Cervical cancer deaths are overwhelmingly highest in low and middle-income countries, particularly across sub-Saharan Africa, Central America and Southeast Asia.

According to the World Cancer Research Fund, 79,906 women died of cervical cancer in India in 2022. In the same year, 55,694 people died of cervical cancer in China and 20,708 people died of cervical cancer in Indonesia.

More than half of Africa’s 54 nations – 28 – now include the vaccine in their national immunisation programmes, but only five had reached the 90 percent coverage that the continent hopes to achieve by 2030, The Associated Press news agency reported in 2024.

In February this year, India launched a free nationwide HPV vaccination for 11.5 million girls aged 14 with the US-manufactured Gardasil HPV vaccine, which was first developed in Australia.
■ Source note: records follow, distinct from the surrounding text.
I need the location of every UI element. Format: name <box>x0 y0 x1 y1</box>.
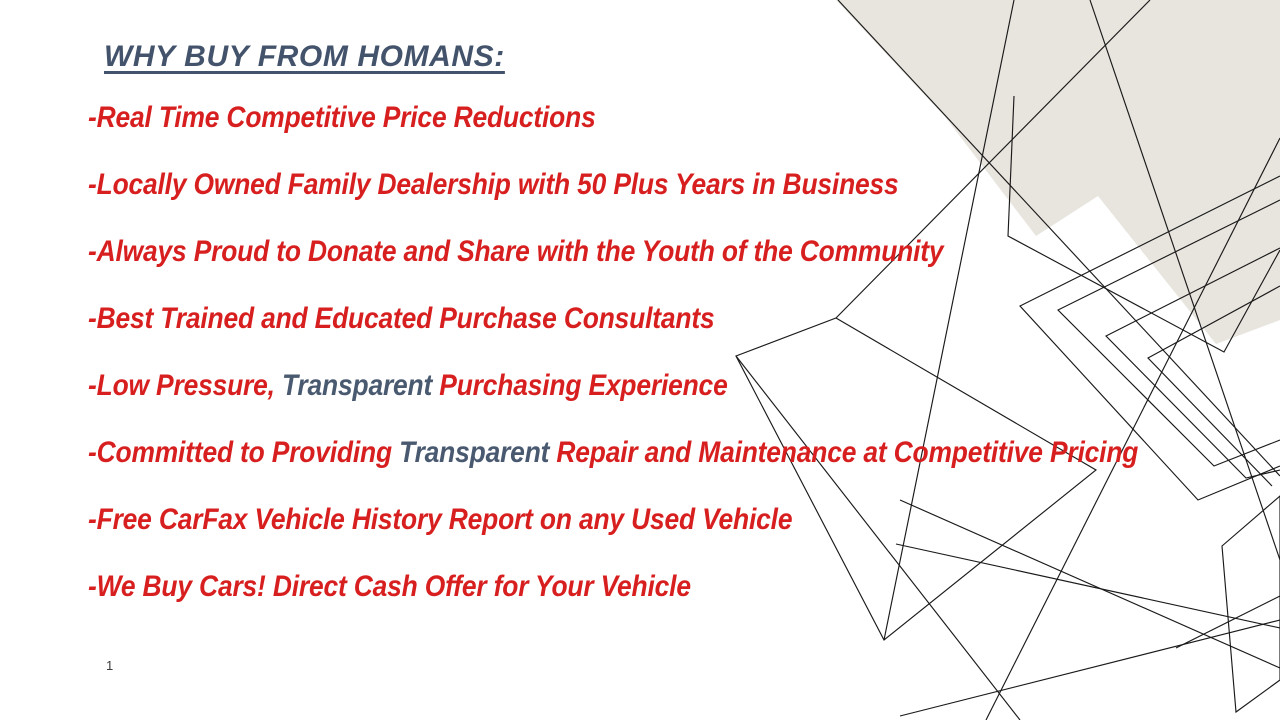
bullet-text-segment: -We Buy Cars! Direct Cash Offer for Your… <box>88 570 691 603</box>
bullet-text-segment: -Free CarFax Vehicle History Report on a… <box>88 503 792 536</box>
bullet-item-free-carfax-report: -Free CarFax Vehicle History Report on a… <box>88 498 1126 565</box>
benefits-list: -Real Time Competitive Price Reductions-… <box>88 96 1268 632</box>
bullet-text-segment: Transparent <box>399 436 549 469</box>
bullet-text-segment: Purchasing Experience <box>432 369 727 402</box>
page-number: 1 <box>106 658 113 673</box>
bullet-item-we-buy-cars-cash-offer: -We Buy Cars! Direct Cash Offer for Your… <box>88 565 1126 632</box>
bullet-text-segment: Transparent <box>282 369 432 402</box>
bullet-item-best-trained-purchase-consultants: -Best Trained and Educated Purchase Cons… <box>88 297 1126 364</box>
bullet-text-segment: -Best Trained and Educated Purchase Cons… <box>88 302 714 335</box>
bullet-text-segment: -Real Time Competitive Price Reductions <box>88 101 596 134</box>
bullet-text-segment: -Always Proud to Donate and Share with t… <box>88 235 943 268</box>
bullet-item-real-time-price-reductions: -Real Time Competitive Price Reductions <box>88 96 1126 163</box>
bullet-item-transparent-repair-and-maintenance: -Committed to Providing Transparent Repa… <box>88 431 1126 498</box>
bullet-item-low-pressure-transparent-purchasing: -Low Pressure, Transparent Purchasing Ex… <box>88 364 1126 431</box>
bullet-item-donate-and-share-with-youth: -Always Proud to Donate and Share with t… <box>88 230 1126 297</box>
bullet-item-locally-owned-family-dealership: -Locally Owned Family Dealership with 50… <box>88 163 1126 230</box>
bullet-text-segment: -Low Pressure, <box>88 369 282 402</box>
bullet-text-segment: -Committed to Providing <box>88 436 399 469</box>
slide-canvas: WHY BUY FROM HOMANS: -Real Time Competit… <box>0 0 1280 720</box>
bullet-text-segment: Repair and Maintenance at Competitive Pr… <box>549 436 1138 469</box>
page-title: WHY BUY FROM HOMANS: <box>104 40 505 74</box>
bullet-text-segment: -Locally Owned Family Dealership with 50… <box>88 168 899 201</box>
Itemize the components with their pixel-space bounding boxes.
In October 2025, China introduced the HPV vaccine to the national immunisation programme, providing two free doses for girls born on or after 10 November 2011 who had reached 13 years of age. It rolled out Cecolin, a vaccine developed in China.

A month before this, Pakistan launched its first-ever national HPV vaccine campaign , aiming to immunise more than 13 million girls aged nine to 14 in its first phase, with Cecolin for free. HPV kills eight Pakistani women daily, according to Dr Luo Dapeng, the head of WHO in Pakistan.

Indonesia launched the National Cervical Cancer Elimination Plan (NCCEP) in 2023, under which it offers HPV vaccination free of charge to girls as part of the national immunisation schedule. Its primary target group is girls in grade five and six.

Like other vaccines, the HPV jab is subject to “vaccine hesitancy” worldwide.

In the West, suspicion that vaccines can cause neurodivergent conditions such as autism prevails despite there being no evidence linking them.

In many countries, critics of the vaccine argue that, as HPV is a sexually transmitted infection, it is not required in conservative societies, where consensual sex before marriage is culturally frowned upon, or even illegal.

In 2025, one X platform user wrote: “Cerv. Cancer is spread via Sexual contact which is NOT IN PAKISTAN for 9-14 year old – only in west.”

Disinformation and conspiracy theories have also circulated on social media that the HPV vaccine causes infertility. There is no evidence to support this claim.

In May 2020, a peer-reviewed US study found no evidence of increased infertility among women who received the Gardasil vaccine.

In Pakistan, the vaccine programme was failing to hit its targets by October 2025, authorities said. While vaccine hesitancy is a global phenomenon, in Pakistan it was aggravated by the CIA’s use of a fake hepatitis B vaccination campaign in Pakistan’s Abbottabad in 2010-2011 as cover for a manhunt for fugitive al-Qaeda leader Osama bin Laden.